Engineering Portfolio

SonikSearch

AI-powered audio sample library manager with on-device inference, vector search, and cross-platform native deployment. Solo-built. Commercially shipped. Revenue generating.

C++ ONNX Runtime Core ML DirectML Qt SQLite HNSW Shipped Product Solo Engineer

SonikSearch is a professional sample library manager for music producers and sound designers. It lets users browse, search, analyze, and audition audio sample collections — from 10,000 files to millions — as a standalone desktop app or as a plugin running directly inside a digital audio workstation.

The product is commercially available at $89, generates revenue, and has been covered by major industry publications including KVR Audio, Rekkerd, and The Beat Community. I designed, built, and shipped the entire product as a solo engineer — architecture, inference pipeline, UI, CI/CD, cross-platform deployment, and ongoing maintenance.

On-Device ML Inference Pipeline

  • Integrated a CLAP (Contrastive Language-Audio Pretraining) model to generate 1024-dimensional float32 embeddings from audio samples, enabling semantic search — users type natural language descriptions like "warm pad" or "punchy kick" and find matching sounds regardless of filename.
  • All inference runs locally on the user's machine.

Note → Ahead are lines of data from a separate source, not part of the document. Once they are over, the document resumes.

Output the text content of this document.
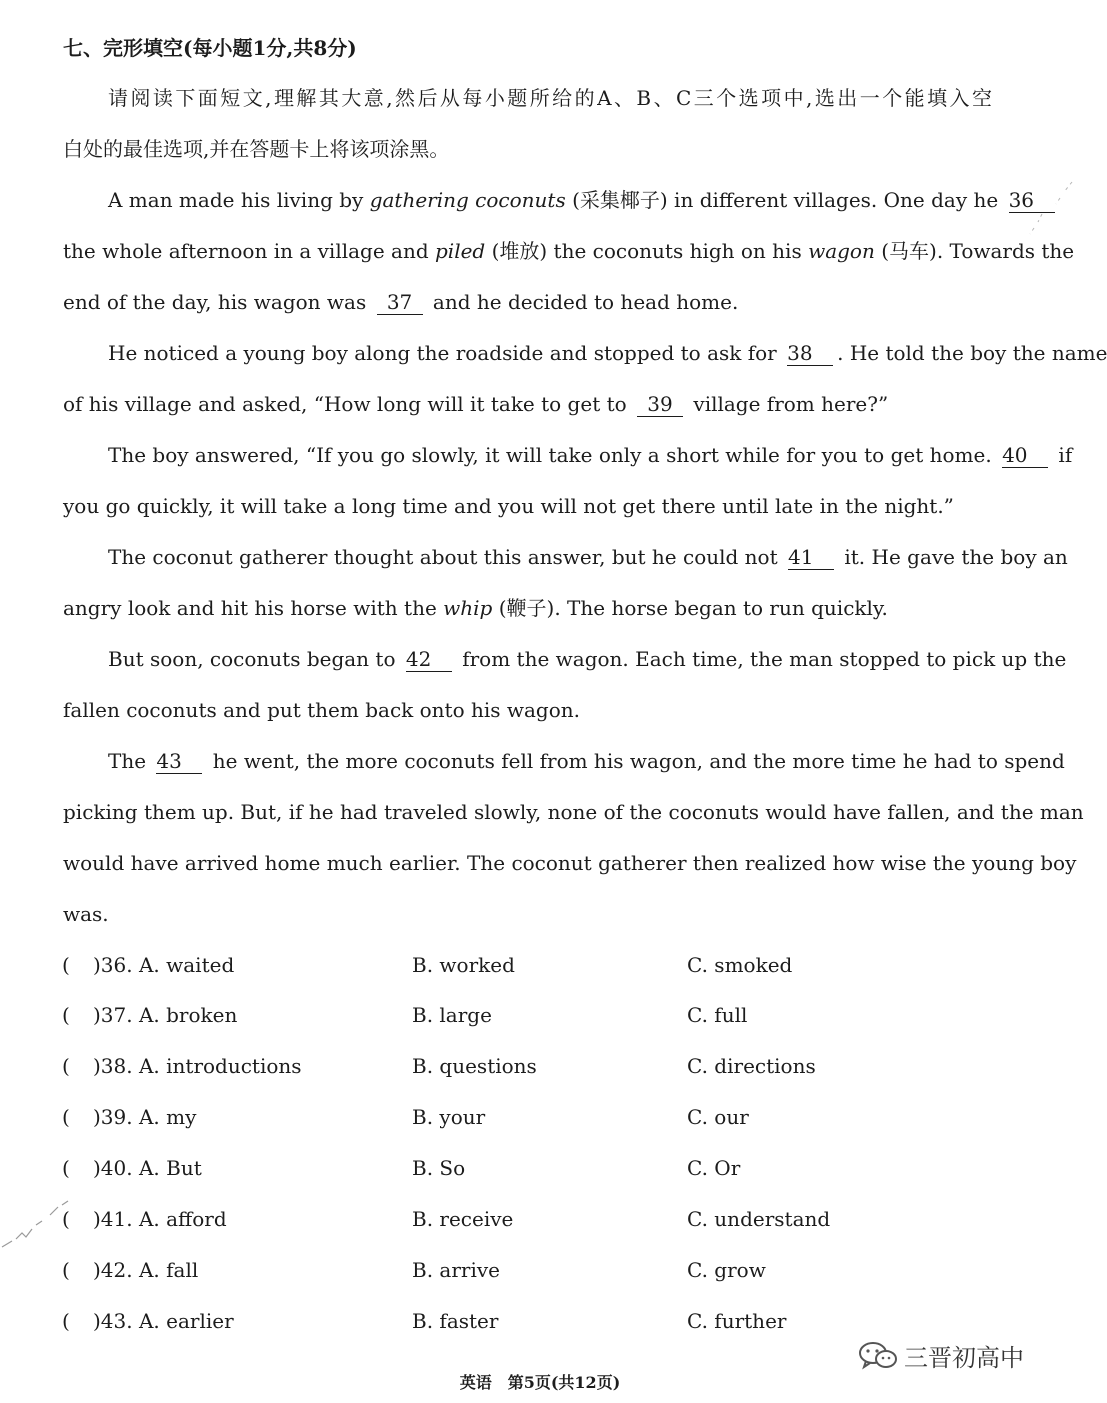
七、完形填空(每小题1分,共8分)
请阅读下面短文,理解其大意,然后从每小题所给的A、B、C三个选项中,选出一个能填入空
白处的最佳选项,并在答题卡上将该项涂黑。
A man made his living by gathering coconuts (采集椰子) in different villages. One day he 36
the whole afternoon in a village and piled (堆放) the coconuts high on his wagon (马车). Towards the
end of the day, his wagon was 37 and he decided to head home.
He noticed a young boy along the roadside and stopped to ask for 38 . He told the boy the name
of his village and asked, “How long will it take to get to 39 village from here?”
The boy answered, “If you go slowly, it will take only a short while for you to get home. 40 if
you go quickly, it will take a long time and you will not get there until late in the night.”
The coconut gatherer thought about this answer, but he could not 41 it. He gave the boy an
angry look and hit his horse with the whip (鞭子). The horse began to run quickly.
But soon, coconuts began to 42 from the wagon. Each time, the man stopped to pick up the
fallen coconuts and put them back onto his wagon.
The 43 he went, the more coconuts fell from his wagon, and the more time he had to spend
picking them up. But, if he had traveled slowly, none of the coconuts would have fallen, and the man
would have arrived home much earlier. The coconut gatherer then realized how wise the young boy
was.
( )36. A. waited	B. worked	C. smoked
( )37. A. broken	B. large	C. full
( )38. A. introductions	B. questions	C. directions
( )39. A. my	B. your	C. our
( )40. A. But	B. So	C. Or
( )41. A. afford	B. receive	C. understand
( )42. A. fall	B. arrive	C. grow
( )43. A. earlier	B. faster	C. further
三晋初高中
英语　第5页(共12页)
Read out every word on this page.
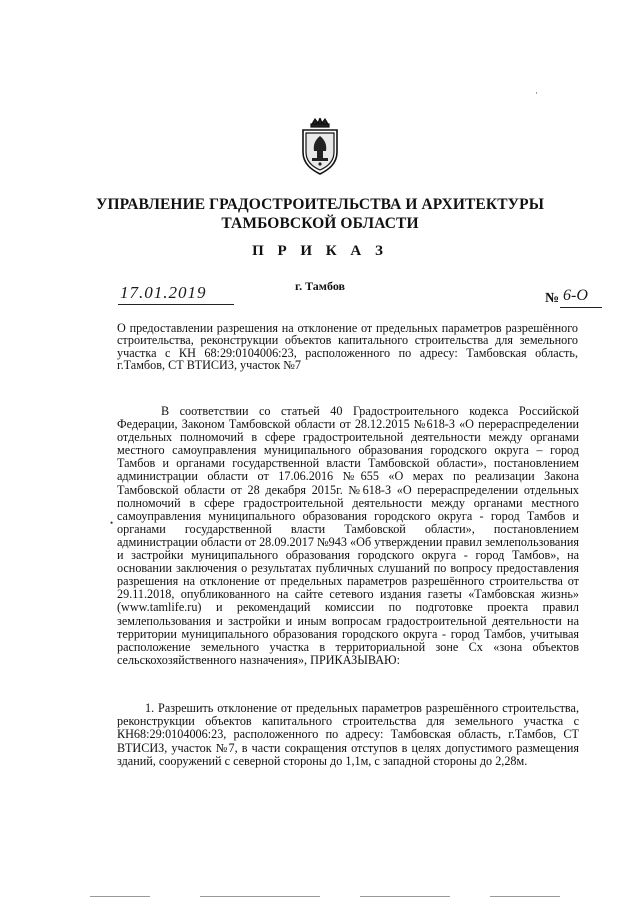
УПРАВЛЕНИЕ ГРАДОСТРОИТЕЛЬСТВА И АРХИТЕКТУРЫ
ТАМБОВСКОЙ ОБЛАСТИ
П Р И К А З
г. Тамбов
17.01.2019	№ 6-О
О предоставлении разрешения на отклонение от предельных параметров разрешённого строительства, реконструкции объектов капитального строительства для земельного участка с КН 68:29:0104006:23, расположенного по адресу: Тамбовская область, г.Тамбов, СТ ВТИСИЗ, участок №7
В соответствии со статьей 40 Градостроительного кодекса Российской Федерации, Законом Тамбовской области от 28.12.2015 №618-З «О перераспределении отдельных полномочий в сфере градостроительной деятельности между органами местного самоуправления муниципального образования городского округа – город Тамбов и органами государственной власти Тамбовской области», постановлением администрации области от 17.06.2016 №655 «О мерах по реализации Закона Тамбовской области от 28 декабря 2015г. №618-З «О перераспределении отдельных полномочий в сфере градостроительной деятельности между органами местного самоуправления муниципального образования городского округа - город Тамбов и органами государственной власти Тамбовской области», постановлением администрации области от 28.09.2017 №943 «Об утверждении правил землепользования и застройки муниципального образования городского округа - город Тамбов», на основании заключения о результатах публичных слушаний по вопросу предоставления разрешения на отклонение от предельных параметров разрешённого строительства от 29.11.2018, опубликованного на сайте сетевого издания газеты «Тамбовская жизнь» (www.tamlife.ru) и рекомендаций комиссии по подготовке проекта правил землепользования и застройки и иным вопросам градостроительной деятельности на территории муниципального образования городского округа - город Тамбов, учитывая расположение земельного участка в территориальной зоне Сх «зона объектов сельскохозяйственного назначения», ПРИКАЗЫВАЮ:
1. Разрешить отклонение от предельных параметров разрешённого строительства, реконструкции объектов капитального строительства для земельного участка с КН68:29:0104006:23, расположенного по адресу: Тамбовская область, г.Тамбов, СТ ВТИСИЗ, участок №7, в части сокращения отступов в целях допустимого размещения зданий, сооружений с северной стороны до 1,1м, с западной стороны до 2,28м.
·
•
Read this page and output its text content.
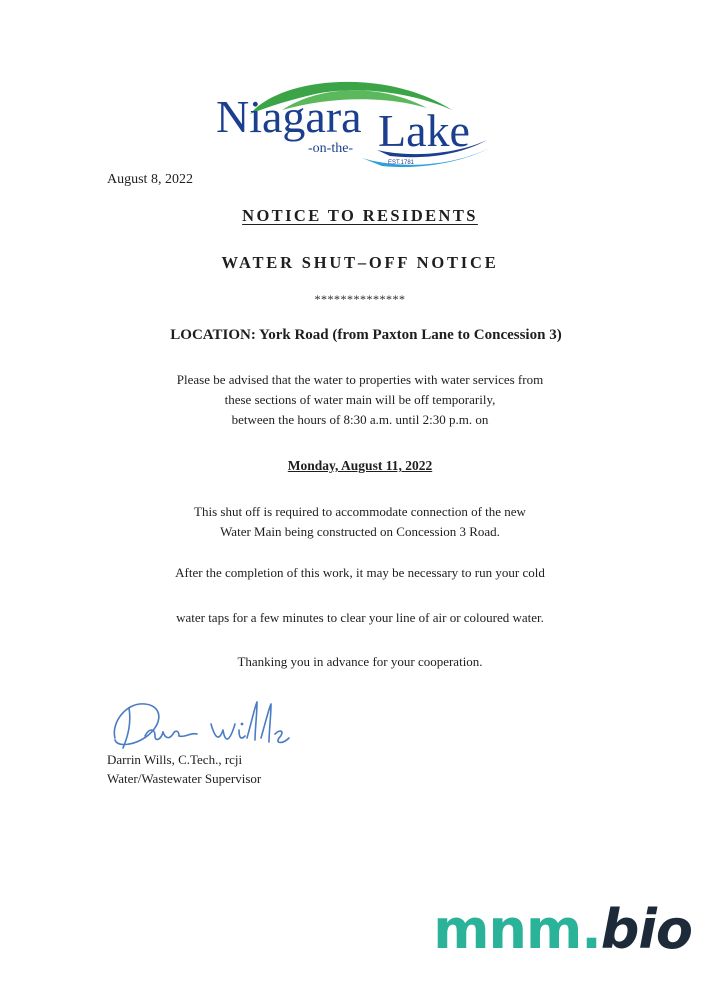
Niagara Lake
-on-the-
EST.1781
August 8, 2022
NOTICE TO RESIDENTS
WATER SHUT–OFF NOTICE
**************
LOCATION: York Road (from Paxton Lane to Concession 3)
Please be advised that the water to properties with water services from
these sections of water main will be off temporarily,
between the hours of 8:30 a.m. until 2:30 p.m. on
Monday, August 11, 2022
This shut off is required to accommodate connection of the new
Water Main being constructed on Concession 3 Road.
After the completion of this work, it may be necessary to run your cold
water taps for a few minutes to clear your line of air or coloured water.
Thanking you in advance for your cooperation.
Darrin Wills, C.Tech., rcji
Water/Wastewater Supervisor
mnm.bio
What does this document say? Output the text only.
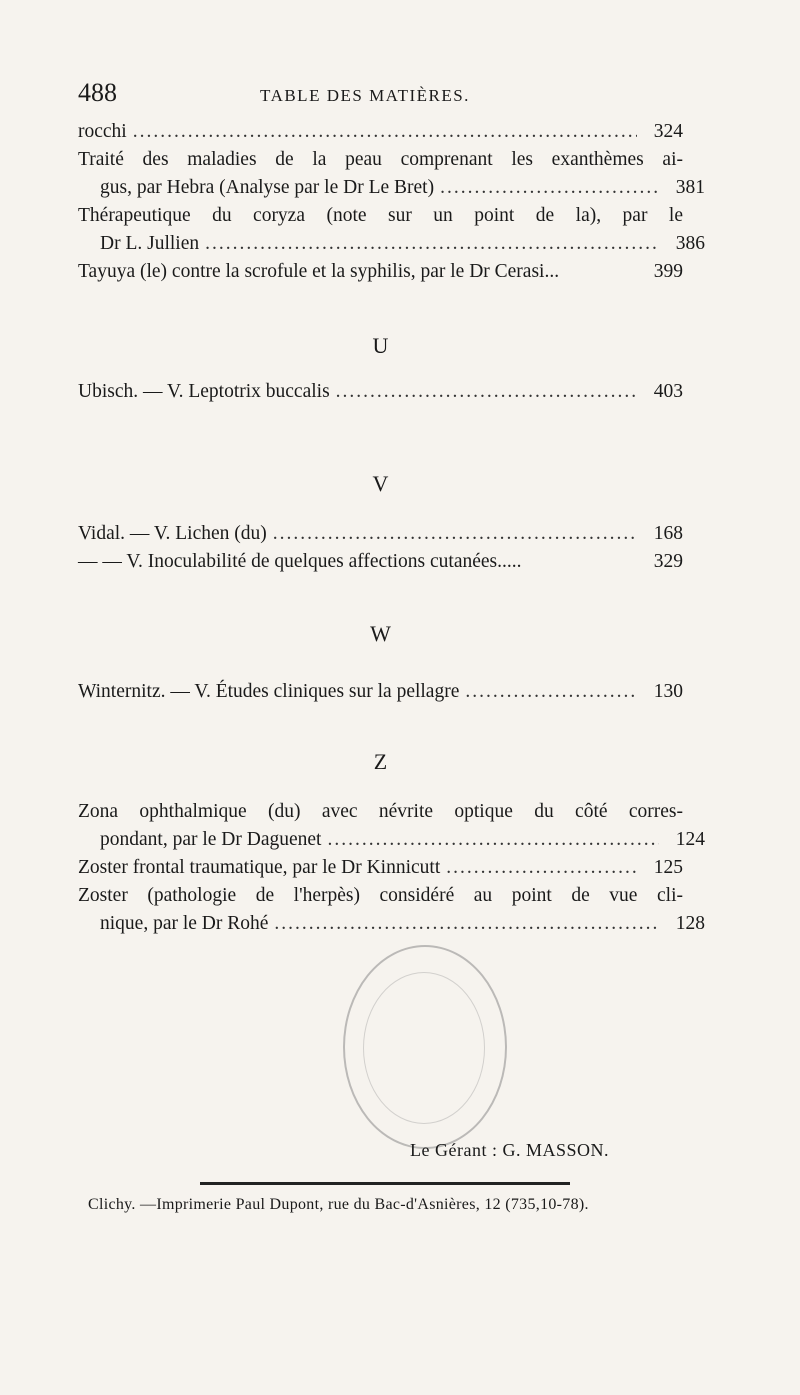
488	TABLE DES MATIÈRES.
rocchi .....	324
Traité des maladies de la peau comprenant les exanthèmes ai-
gus, par Hebra (Analyse par le Dr Le Bret) .....	381
Thérapeutique du coryza (note sur un point de la), par le
Dr L. Jullien .....	386
Tayuya (le) contre la scrofule et la syphilis, par le Dr Cerasi...	399
U
Ubisch. — V. Leptotrix buccalis .....	403
V
Vidal. — V. Lichen (du) .....	168
— — V. Inoculabilité de quelques affections cutanées.....	329
W
Winternitz. — V. Études cliniques sur la pellagre .....	130
Z
Zona ophthalmique (du) avec névrite optique du côté corres-
pondant, par le Dr Daguenet .....	124
Zoster frontal traumatique, par le Dr Kinnicutt .....	125
Zoster (pathologie de l'herpès) considéré au point de vue cli-
nique, par le Dr Rohé .....	128
Le Gérant : G. MASSON.
Clichy. —Imprimerie Paul Dupont, rue du Bac-d'Asnières, 12 (735,10-78).
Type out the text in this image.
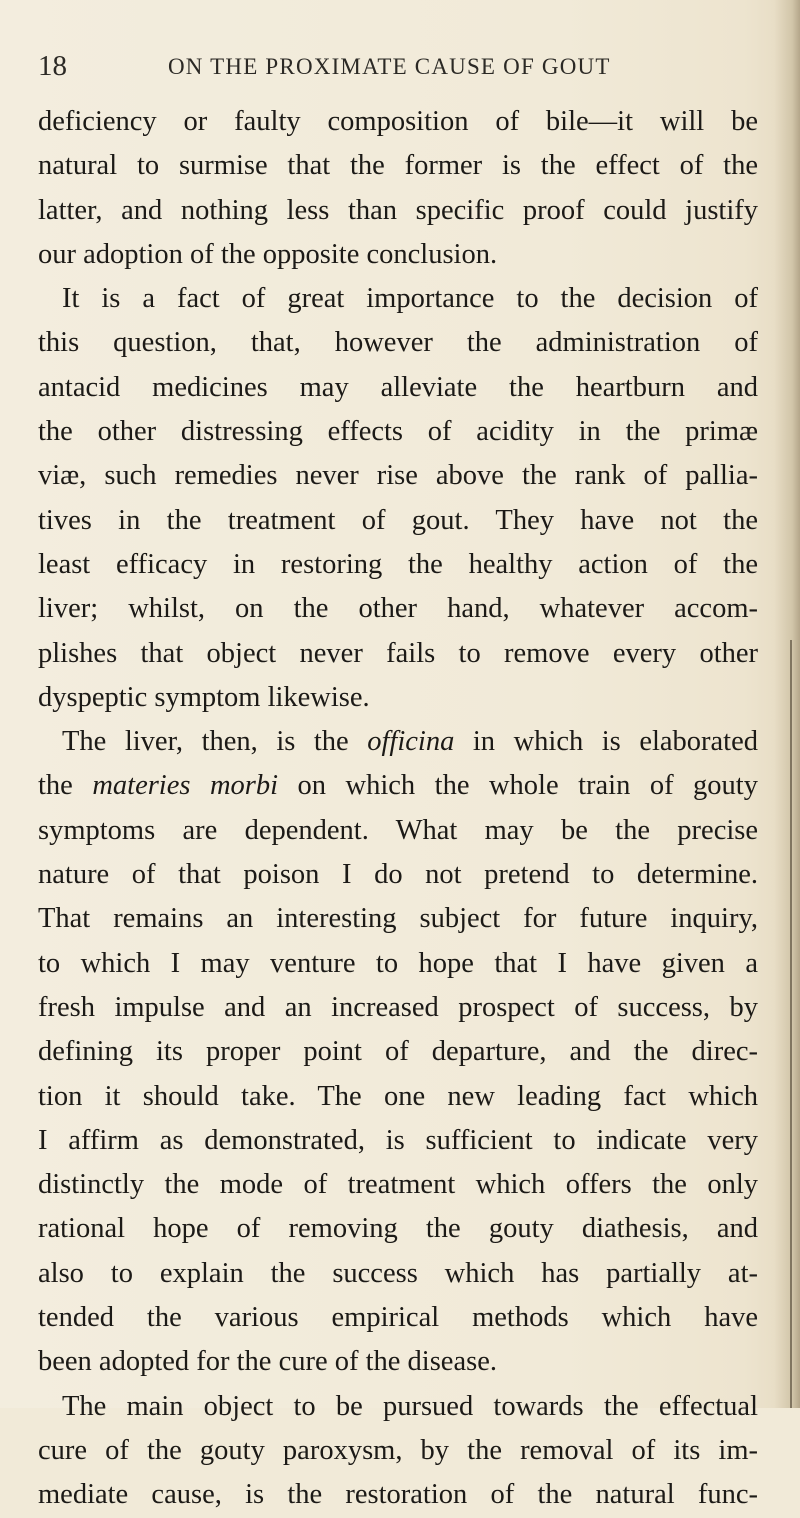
18	ON THE PROXIMATE CAUSE OF GOUT
deficiency or faulty composition of bile—it will be
natural to surmise that the former is the effect of the
latter, and nothing less than specific proof could justify
our adoption of the opposite conclusion.
It is a fact of great importance to the decision of
this question, that, however the administration of
antacid medicines may alleviate the heartburn and
the other distressing effects of acidity in the primæ
viæ, such remedies never rise above the rank of pallia-
tives in the treatment of gout. They have not the
least efficacy in restoring the healthy action of the
liver; whilst, on the other hand, whatever accom-
plishes that object never fails to remove every other
dyspeptic symptom likewise.
The liver, then, is the officina in which is elaborated
the materies morbi on which the whole train of gouty
symptoms are dependent. What may be the precise
nature of that poison I do not pretend to determine.
That remains an interesting subject for future inquiry,
to which I may venture to hope that I have given a
fresh impulse and an increased prospect of success, by
defining its proper point of departure, and the direc-
tion it should take. The one new leading fact which
I affirm as demonstrated, is sufficient to indicate very
distinctly the mode of treatment which offers the only
rational hope of removing the gouty diathesis, and
also to explain the success which has partially at-
tended the various empirical methods which have
been adopted for the cure of the disease.
The main object to be pursued towards the effectual
cure of the gouty paroxysm, by the removal of its im-
mediate cause, is the restoration of the natural func-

No cloud, no network dependency, no data leaving the device.
  • Built on ONNX Runtime for cross-platform model execution. On macOS, uses the Core ML execution provider to accelerate inference on Apple Neural Engine (ANE) hardware. On Windows, uses the DirectML execution provider for GPU-accelerated inference.
  • Designed for large-scale imports with background processing so the library remains usable during analysis.

Vector Search at Scale

  • Built an HNSW (Hierarchical Navigable Small World) vector index for approximate nearest-neighbor search over audio embeddings, enabling the "Find Similar Sounds" feature.
  • Embeddings are quantized to int8 for the HNSW index, reducing memory footprint and improving search throughput while maintaining search quality.
  • Designed the indexing architecture to scale to millions of samples with sub-second query times.
  • Users can adjust similarity weighting across nine acoustic dimensions (brightness, warmth, harmonicity, attack, pitch, and more), giving fine-grained control over what "similar" means.

Audio Analysis Engine

  • Automated extraction of BPM, musical key, loop/one-shot classification, and category tagging across 31 subcategories.
  • Computes detailed audio characteristics: brightness, warmth, crest factor, harmonicity, attack profile, RMS energy, and duration.
  • Analysis runs in a background task queue — the library remains browsable and searchable while imports process. Users can pause, cancel, and reorder tasks.

Cross-Platform Desktop Application

  • Built in C++ with Qt. Ships as a standalone app and as a plugin in three formats: VST3 (cross-platform), Audio Unit (macOS), and AAX (Pro Tools / macOS).
  • Supports macOS 12+ (Intel and Apple Silicon) and Windows 10/11 (x64 and ARM).
  • SQLite database backend for metadata storage. Designed for libraries ranging from thousands to millions of samples.
  • Real-time audio playback with timestretching and key transposition. Ableton Link support in standalone mode.

Shipping & Operations

  • Tag-based CI/CD pipeline for automated builds and releases across both platforms.
  • AAX plugin signing via PACE/iLok integrated into GitHub Actions (cross-platform signing architecture).
  • Handles commercial licensing, customer support, product updates, and pricing (including regional PPP pricing for international users).
LanguageC++
UI / Plugin FrameworkQt
ML InferenceONNX Runtime · Core ML EP (macOS / ANE) · DirectML EP (Windows / GPU)
Embedding ModelCLAP (Contrastive Language-Audio Pretraining)
Vector SearchHNSW with int8 quantized embeddings
DatabaseSQLite
Build / CIGitHub Actions · tag-based release pipeline
Plugin SigningPACE / iLok (AAX) · Apple codesigning · Windows Authenticode
PlatformsmacOS (Intel + Apple Silicon) · Windows (x64 + ARM)
Plugin FormatsVST3 · Audio Unit · AAX

The domain is audio, but the engineering problems are general.

On-Device ML Inference

Deploying a neural network to run efficiently on consumer hardware with no cloud dependency — managing runtime selection, hardware acceleration (Core ML / ANE on macOS, DirectML / GPU on Windows), and embedding quantization.

Vector Search at Scale

Building and querying a high-dimensional vector index over millions of items with tunable similarity metrics and int8 quantization for memory efficiency.

Cross-Platform Native Dev

Shipping a C++ application across two operating systems, multiple CPU architectures, and three plugin format APIs — each with its own hosting environment, lifecycle, and compatibility requirements.

Solo Product Ownership

Architecture, implementation, testing, CI/CD, release management, customer support, and commercial operations — end to end.